February 18: Columba
Columba, the dove, scoots low across the south tonight, to the lower right of Sirius, the brightest star in the night sky. The constellation marks the opposite direction from the motion of the solar system as it orbits the center of the galaxy.
February 19: Doomed Moons
Three constellations in view this month are named for early machines: Sextans, Antlia, and Pyxis — the sextant, air pump, and magnetic compass. Sextans is low in the east in early evening, with Antlia and Pyxis climbing into the south and southeast.
February 20: Canis Major
The constellation Canis Major, the big dog, is best known for its leading light: Sirius, the Dog Star, the brightest star in the night sky. It stands a third of the way up the southeastern sky at nightfall.
February 21: Wezen
Canis Major, the big dog, is in the southeast as night falls. The constellation’s third-brightest star, Wezen, is one of the biggest, brightest stars in our part of the galaxy. It’s also one of the youngest, at an age of just 10 million years.
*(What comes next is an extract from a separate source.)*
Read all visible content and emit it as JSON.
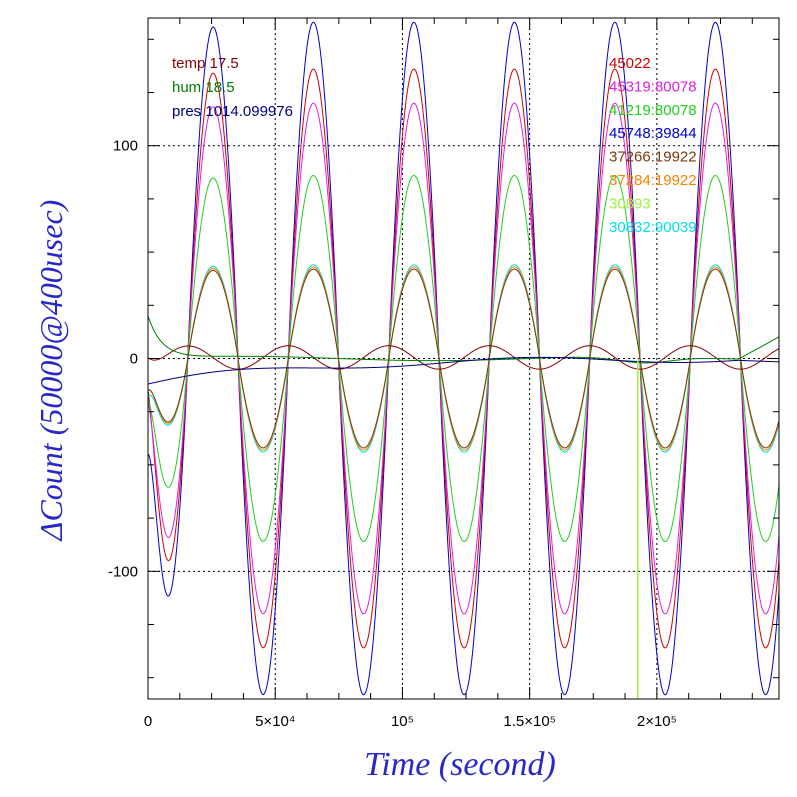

February 22: First-Quarter Moon
The Moon will reach its first-quarter phase tonight, as sunlight illuminates half of the lunar hemisphere that faces Earth. The illuminated fraction will grow larger each day until the Moon is full on March 1.
February 23: Moon and Aldebaran
The bright orange star Aldebaran, which marks the eye of Taurus, the bull, stands to the lower right of the Moon as night falls and leads the Moon down the western sky later on. The star is about 65 light-years from Earth.